Le soutien aux réfugiés

Le royaume joue un rôle crucial dans la région. Le pays, de 10 millions d’habitants, sans ressources naturelles, est coincé entre Israël, l’Irak, la Syrie et l’Arabie Saoudite. Et joue un rôle de tampon entre Israël et les pays arabes qui lui sont hostiles. A l’avant-garde de la lutte contre le terrorisme, allié des États-Unis et partisan d’un islam tolérant, le royaume est une place stratégique pour les Etats-Unis comme pour l’Occident.

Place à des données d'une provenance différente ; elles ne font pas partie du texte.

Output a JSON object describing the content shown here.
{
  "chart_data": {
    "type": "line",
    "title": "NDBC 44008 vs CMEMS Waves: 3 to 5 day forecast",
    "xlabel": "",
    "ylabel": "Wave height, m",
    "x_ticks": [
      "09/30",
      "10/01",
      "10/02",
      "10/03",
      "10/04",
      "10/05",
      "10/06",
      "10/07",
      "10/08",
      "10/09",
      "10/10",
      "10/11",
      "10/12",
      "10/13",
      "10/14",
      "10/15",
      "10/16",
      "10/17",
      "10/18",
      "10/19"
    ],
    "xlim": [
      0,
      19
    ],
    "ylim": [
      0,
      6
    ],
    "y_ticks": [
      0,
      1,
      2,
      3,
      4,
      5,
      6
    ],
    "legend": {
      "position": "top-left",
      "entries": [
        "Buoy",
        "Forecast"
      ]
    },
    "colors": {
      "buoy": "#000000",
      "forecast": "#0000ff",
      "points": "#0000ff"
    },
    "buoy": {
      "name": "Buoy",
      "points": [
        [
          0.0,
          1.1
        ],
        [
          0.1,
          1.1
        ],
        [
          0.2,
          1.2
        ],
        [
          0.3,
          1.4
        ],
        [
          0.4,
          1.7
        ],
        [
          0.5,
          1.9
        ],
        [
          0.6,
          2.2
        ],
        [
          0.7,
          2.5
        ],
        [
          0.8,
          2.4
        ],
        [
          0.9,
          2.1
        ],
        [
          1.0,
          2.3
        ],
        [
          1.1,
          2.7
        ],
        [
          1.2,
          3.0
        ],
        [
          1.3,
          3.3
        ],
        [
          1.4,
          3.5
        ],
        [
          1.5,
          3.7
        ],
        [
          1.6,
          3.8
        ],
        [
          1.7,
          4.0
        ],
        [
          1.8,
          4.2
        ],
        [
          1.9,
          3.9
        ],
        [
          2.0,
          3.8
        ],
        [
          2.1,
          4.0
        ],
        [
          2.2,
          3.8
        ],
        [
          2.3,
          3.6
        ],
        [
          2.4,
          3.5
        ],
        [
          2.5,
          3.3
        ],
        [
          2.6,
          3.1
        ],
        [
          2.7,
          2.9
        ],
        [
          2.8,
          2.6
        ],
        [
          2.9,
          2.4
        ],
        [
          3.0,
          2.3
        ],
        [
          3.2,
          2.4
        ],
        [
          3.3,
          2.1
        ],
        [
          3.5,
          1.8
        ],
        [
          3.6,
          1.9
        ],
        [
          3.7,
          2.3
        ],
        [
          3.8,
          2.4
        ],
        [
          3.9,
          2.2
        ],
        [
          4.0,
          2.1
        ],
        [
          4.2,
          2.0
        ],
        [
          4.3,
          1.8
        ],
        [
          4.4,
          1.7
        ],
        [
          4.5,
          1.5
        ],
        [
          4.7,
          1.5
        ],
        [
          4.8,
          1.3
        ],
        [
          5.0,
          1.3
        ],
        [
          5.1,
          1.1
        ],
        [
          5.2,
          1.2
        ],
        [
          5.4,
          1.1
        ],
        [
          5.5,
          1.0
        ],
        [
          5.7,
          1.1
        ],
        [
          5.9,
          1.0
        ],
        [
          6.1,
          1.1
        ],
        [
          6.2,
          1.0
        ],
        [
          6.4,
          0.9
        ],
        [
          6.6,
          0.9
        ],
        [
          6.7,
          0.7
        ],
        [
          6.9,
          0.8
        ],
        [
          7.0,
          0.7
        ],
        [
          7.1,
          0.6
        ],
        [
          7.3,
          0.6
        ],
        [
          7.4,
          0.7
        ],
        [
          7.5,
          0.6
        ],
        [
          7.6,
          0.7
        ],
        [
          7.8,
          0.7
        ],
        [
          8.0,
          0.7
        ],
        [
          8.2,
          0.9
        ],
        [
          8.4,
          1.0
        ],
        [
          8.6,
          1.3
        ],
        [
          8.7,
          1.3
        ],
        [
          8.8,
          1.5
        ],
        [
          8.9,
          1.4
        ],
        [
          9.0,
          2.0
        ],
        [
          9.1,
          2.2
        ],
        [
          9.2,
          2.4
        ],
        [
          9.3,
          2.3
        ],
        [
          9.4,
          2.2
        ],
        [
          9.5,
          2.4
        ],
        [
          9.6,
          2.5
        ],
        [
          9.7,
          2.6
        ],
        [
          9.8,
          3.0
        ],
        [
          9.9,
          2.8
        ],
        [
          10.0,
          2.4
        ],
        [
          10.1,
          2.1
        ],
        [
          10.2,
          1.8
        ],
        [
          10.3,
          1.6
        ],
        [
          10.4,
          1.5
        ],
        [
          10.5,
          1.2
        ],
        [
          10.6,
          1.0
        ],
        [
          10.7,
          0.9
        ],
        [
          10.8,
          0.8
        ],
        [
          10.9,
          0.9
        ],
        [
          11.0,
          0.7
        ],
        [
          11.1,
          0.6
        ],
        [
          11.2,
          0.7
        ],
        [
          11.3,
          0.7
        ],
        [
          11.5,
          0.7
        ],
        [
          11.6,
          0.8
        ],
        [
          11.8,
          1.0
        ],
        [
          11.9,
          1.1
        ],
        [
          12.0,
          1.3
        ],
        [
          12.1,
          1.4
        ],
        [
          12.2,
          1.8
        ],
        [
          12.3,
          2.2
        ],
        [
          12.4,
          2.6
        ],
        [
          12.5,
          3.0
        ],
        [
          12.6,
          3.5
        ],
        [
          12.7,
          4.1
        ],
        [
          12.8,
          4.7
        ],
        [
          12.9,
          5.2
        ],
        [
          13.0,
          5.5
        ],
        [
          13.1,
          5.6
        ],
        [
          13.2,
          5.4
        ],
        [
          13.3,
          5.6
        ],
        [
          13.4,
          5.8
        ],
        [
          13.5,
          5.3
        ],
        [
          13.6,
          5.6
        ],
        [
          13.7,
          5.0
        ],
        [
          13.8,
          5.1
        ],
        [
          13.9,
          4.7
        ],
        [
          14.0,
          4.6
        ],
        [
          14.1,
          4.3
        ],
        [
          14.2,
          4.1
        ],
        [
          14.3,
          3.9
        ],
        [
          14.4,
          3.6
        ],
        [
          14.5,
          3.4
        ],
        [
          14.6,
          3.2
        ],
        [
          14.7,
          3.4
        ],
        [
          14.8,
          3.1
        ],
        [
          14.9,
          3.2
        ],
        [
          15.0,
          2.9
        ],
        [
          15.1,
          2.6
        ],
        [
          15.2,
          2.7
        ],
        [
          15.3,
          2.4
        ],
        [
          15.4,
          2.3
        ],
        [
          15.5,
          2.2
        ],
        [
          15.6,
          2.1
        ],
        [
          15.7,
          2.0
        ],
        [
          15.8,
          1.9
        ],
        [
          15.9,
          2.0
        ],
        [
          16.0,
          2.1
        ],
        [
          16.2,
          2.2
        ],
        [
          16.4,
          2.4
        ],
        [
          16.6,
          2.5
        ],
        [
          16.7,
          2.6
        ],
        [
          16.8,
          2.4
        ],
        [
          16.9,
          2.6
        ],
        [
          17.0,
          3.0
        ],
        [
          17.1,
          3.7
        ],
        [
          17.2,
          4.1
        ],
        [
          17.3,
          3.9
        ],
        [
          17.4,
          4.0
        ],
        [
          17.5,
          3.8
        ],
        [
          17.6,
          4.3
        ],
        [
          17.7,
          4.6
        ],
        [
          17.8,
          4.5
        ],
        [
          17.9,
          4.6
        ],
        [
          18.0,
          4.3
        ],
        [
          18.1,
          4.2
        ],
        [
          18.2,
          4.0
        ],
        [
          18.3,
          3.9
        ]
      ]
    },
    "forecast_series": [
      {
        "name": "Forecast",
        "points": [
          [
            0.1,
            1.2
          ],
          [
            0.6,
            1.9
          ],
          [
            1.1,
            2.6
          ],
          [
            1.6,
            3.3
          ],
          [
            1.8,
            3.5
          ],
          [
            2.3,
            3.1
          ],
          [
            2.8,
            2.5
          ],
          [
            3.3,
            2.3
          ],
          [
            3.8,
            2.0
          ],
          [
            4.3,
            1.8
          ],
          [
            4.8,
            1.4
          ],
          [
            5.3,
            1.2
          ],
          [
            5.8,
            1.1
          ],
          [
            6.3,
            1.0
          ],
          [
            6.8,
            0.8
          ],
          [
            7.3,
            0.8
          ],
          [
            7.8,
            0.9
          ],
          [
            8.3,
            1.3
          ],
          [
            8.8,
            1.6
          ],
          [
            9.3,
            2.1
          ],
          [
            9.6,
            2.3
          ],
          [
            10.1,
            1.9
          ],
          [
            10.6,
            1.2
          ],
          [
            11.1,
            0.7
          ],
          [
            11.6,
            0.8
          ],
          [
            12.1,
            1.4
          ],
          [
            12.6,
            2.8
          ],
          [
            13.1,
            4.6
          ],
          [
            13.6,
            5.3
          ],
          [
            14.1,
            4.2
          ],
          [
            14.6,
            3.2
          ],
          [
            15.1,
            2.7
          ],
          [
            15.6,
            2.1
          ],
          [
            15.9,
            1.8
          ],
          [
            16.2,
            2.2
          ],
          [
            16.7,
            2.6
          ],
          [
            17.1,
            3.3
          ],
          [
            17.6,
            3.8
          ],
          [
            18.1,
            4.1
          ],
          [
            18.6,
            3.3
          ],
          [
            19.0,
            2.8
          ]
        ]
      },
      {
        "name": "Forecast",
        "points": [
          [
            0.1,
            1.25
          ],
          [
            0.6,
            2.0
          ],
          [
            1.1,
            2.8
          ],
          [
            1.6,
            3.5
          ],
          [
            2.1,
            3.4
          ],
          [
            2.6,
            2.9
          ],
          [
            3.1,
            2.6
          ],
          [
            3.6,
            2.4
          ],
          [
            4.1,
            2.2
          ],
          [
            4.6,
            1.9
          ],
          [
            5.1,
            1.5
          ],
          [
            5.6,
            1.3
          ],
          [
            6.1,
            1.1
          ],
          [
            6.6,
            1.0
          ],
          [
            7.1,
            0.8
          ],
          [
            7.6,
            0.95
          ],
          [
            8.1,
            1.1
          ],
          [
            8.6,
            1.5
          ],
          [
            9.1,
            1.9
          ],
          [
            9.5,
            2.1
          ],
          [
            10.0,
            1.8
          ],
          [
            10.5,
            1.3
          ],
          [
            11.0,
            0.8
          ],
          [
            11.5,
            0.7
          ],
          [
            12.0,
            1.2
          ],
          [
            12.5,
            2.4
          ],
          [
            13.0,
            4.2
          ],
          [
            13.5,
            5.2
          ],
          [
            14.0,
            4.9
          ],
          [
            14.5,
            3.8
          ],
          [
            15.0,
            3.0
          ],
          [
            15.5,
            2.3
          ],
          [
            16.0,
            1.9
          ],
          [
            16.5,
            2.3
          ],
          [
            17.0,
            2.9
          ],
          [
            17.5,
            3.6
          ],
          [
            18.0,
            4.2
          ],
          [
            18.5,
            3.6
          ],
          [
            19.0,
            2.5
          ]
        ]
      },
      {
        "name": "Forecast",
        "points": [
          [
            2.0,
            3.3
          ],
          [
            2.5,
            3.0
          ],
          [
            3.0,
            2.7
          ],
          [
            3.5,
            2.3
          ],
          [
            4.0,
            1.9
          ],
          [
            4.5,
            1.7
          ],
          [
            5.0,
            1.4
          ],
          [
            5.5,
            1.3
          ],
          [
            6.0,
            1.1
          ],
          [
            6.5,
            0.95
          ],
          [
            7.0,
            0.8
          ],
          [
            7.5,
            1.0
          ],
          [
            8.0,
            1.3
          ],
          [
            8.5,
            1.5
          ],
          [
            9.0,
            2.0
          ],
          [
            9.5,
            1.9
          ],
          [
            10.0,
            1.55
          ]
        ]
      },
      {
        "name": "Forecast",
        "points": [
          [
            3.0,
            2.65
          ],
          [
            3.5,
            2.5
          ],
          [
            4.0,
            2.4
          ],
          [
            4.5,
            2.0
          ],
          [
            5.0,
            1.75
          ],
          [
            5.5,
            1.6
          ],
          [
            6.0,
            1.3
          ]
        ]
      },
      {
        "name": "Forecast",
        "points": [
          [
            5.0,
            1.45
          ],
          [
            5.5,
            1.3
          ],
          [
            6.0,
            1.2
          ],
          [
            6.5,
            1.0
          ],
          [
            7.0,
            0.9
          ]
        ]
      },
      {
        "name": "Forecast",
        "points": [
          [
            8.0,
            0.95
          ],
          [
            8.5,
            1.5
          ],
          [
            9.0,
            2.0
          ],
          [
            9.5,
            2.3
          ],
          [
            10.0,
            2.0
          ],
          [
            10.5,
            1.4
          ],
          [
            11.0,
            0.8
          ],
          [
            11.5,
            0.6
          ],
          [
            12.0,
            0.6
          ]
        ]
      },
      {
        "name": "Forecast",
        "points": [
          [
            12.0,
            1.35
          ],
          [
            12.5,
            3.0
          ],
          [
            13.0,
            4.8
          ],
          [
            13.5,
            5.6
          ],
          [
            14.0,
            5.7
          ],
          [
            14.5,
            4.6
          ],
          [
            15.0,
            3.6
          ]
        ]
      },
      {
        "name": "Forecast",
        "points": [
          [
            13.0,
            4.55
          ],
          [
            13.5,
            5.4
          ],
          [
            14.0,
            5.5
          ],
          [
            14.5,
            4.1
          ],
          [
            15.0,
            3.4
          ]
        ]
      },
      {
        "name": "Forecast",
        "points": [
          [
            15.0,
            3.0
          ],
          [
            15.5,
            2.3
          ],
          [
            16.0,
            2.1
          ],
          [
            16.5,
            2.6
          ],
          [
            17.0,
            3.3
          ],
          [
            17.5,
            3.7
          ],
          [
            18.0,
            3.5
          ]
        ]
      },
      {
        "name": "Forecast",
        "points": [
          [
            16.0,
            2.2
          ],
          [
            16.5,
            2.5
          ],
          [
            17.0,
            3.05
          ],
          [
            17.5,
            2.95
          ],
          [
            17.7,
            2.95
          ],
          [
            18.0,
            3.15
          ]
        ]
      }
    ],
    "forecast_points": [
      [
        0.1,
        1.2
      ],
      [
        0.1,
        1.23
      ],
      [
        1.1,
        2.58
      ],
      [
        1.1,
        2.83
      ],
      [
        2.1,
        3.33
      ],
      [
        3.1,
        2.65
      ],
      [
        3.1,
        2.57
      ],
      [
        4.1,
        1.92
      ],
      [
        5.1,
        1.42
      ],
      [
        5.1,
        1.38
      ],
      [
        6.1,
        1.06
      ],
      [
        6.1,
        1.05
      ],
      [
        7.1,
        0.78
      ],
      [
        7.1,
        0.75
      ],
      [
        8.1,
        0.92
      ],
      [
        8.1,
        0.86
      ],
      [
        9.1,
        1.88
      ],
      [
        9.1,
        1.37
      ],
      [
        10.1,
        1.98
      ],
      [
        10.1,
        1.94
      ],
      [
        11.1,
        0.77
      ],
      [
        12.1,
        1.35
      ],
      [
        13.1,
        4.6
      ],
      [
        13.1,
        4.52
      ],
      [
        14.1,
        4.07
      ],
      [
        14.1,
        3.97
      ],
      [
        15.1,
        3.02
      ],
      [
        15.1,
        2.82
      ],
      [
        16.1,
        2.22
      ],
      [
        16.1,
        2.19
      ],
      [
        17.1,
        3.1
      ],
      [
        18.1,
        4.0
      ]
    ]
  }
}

Enfin, le Patriarche latin a également souhaité que « la Jordanie, sous la direction de Sa Majesté le Roi et de la famille hachémite, continue son message d’être une oasis de rencontre pour chaque être humain ». La Jordanie, parce que considérée comme l’un des seuls havres de stabilité de la région, accueille environ 1,3 million de réfugiés – majoritairement irakiens et syriens – sur son territoire.

Le Patriarche a relayé le message de Pâques du pape François en saluant que le royaume, comme le Liban, avait fourni « toute l’assistance matérielle et morale nécessaire aux réfugiés. Je remercie les pays qui accueillent avec générosité ceux qui souffrent et cherchent refuge, en particulier le Liban et la Jordanie qui accueillent de très nombreux réfugiés ayant fui le conflit syrien ».